I don’t remember ever having drawn on canvas except in Graduate School at CalArts. John Baldessari happened to come into my studio and see a drawing on canvas that I had just finished. He said that he loved it.
This statement coming from someone who fought to keep me out of Graduate School. Paul Brach, then the Dean of the School of Art, fought to let me in. Paul never told me the reason that JB wanted to stop me.
My MFA experience was a mind-opener. My mentor was Gerald Ferguson. He taught me more about the repeated image than I ever learned from anyone else. It was due to Jerry’s influence that I began to draw rows of lines; I chose 50 as the limit I would draw at any one time. Lines also became for me the ultimate objective, reductive expression of an exquisite meaninglessness.
After Jerry left CalArts, I assigned meaning to the lines. They became associated with my body and how my body related to the contour of the mountains I could see out my studio window. I needed to feel as though I was connected with something or someone. The lines became subjective.

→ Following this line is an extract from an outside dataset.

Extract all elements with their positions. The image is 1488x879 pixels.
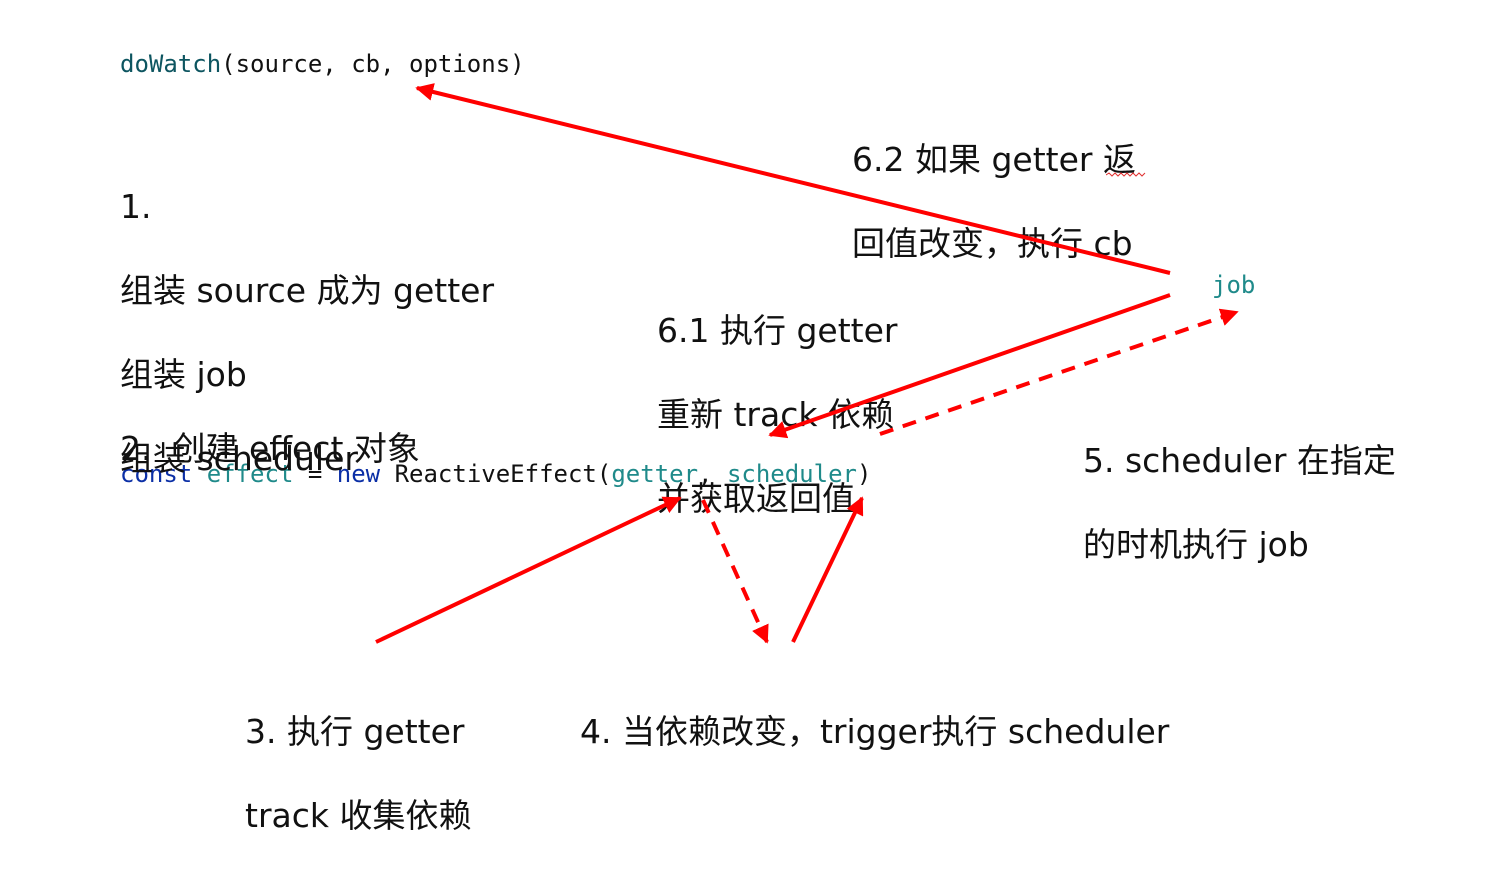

It is so interesting that I could never understand the way that change occurred. I can say that the lines “developed” from one kind into another because I lost my friend, Jerry. I missed the person I could embrace both in mind and body.

I am still repeating lines, but they have become shapes and are a part of stencils, which replicate the outlines of original drawings I have done whose imagery is worth saving. I can see imagery/marks objectively again. I have intended that the imagery since 2018 reflect my environment, i.e. trees, rivers, flowers, twigs, for the reason that my relationship to the natural world seems to be close, even though it is disappearing too.
Everything I do is a part of how I feel, how I think, how I know. The doing is a conversation with the materials I am using. It is unnecessary to discuss the work. The work always speaks for itself—that is something Jerry taught me.